Malta’s ability to manage its regulators and dispense justice has also come in for serious criticism. There have been several reports by the European Commission following the murder of the high-profile journalist, Daphne Caruana Galizia. They found the judiciary is understaffed and the regulators and police were judged to be largely ineffective and not impartial. Court cases take years to complete, and the backlog of cases continues to grow. The country has also been dogged by allegations of large-scale corruption between those in high office and business, and it is known that the Mafia and other organised crime groups operate in Malta. Whether the country could be trusted to police and regulate the activity on Hurd’s Bank remains a moot point.
It is interesting to note that in July 2025, Malta was threatening to veto an EU resolution aimed at lowering the price at which Russian oil could be sold and legally transported by EU-registered shipping.
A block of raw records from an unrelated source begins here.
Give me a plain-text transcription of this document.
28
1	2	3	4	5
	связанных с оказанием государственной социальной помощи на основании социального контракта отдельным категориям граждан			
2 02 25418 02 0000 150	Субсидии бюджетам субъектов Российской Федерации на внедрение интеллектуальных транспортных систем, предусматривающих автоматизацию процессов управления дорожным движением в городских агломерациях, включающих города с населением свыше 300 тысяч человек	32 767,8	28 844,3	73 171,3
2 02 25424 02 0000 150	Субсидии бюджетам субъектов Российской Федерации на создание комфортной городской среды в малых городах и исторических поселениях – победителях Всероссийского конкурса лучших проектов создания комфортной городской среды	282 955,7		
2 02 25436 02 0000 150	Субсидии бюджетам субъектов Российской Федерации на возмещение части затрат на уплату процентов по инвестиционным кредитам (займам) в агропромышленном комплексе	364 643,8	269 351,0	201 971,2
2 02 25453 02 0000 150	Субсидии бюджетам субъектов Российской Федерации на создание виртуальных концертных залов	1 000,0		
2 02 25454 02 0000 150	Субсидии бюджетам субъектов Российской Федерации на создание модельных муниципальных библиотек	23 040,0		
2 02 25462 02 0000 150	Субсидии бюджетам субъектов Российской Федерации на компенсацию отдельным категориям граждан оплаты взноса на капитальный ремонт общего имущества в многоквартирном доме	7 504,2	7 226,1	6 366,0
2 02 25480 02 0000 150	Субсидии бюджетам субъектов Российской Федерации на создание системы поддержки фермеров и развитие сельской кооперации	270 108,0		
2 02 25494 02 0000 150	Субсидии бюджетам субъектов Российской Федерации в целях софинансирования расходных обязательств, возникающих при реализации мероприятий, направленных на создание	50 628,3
The concern was that this might herald an exit of ships from the Maltese registry, by those seeking a ‘flag state’ not impacted by the rule. This is ironic, given that later in 2025, the capital, Valletta, is due to become home to the UN’s Global Centre for Maritime Sanctions Enforcement, which aims to enforce sanctions, monitor illicit practices, and actively tackle illegal ship-to-ship transfers!
As Malta struggles to shed its reputation as home to a plethora of money launderers and international criminals, its next challenge is how to develop its offshore resources. It is poised to outline plans for an Exclusive Economic Zone (‘EEZ’) which would include the Hurd’s Bank shallows and will give Malta exclusive rights over natural resources beyond the limits of its territorial waters. Malta has plans for wind farms, more fish farms, as well as a hydrogen production facility.
In international waters, -‘the high seas’ – beyond a nation’s territorial waters and any EEZ – the general rule is that a ship is subject to the exclusive jurisdiction of its ‘flag state’. It cannot be stopped or boarded, except in exceptional circumstances, other than by a vessel from its own ‘flag state’. It must be said, it is rare to find a naval vessel from Tanzania, Togo, Belize or Moldova in the Mediterranean!
However, an EEZ will entail far-reaching security obligations, which the Maltese are warily examining. Will the economic benefits outweigh the historical avoidance of security obligations?
When I first arrived in Malta ten years ago, I read the headlines in the newspapers with shock and disbelief. The cult of Prime Minister Joseph Muscat was in full swing and he and his Labour Party governed with a spirit of impunity not seen in Northern Europe. It soon became evident that the plotlines of a dozen crime and adventure books were being served up in the daily newspapers. When Covid struck and I started to writing Bodies in the Water, I eagerly seized the opportunity to explore the world of fuel smuggling, money laundering, Libyan militias, organised crime groups, sanction busting, high level corruption – a world where there is no black and white, where good people do bad things, a world where the moral compass never points to true North. Six books later, I am still writing about it!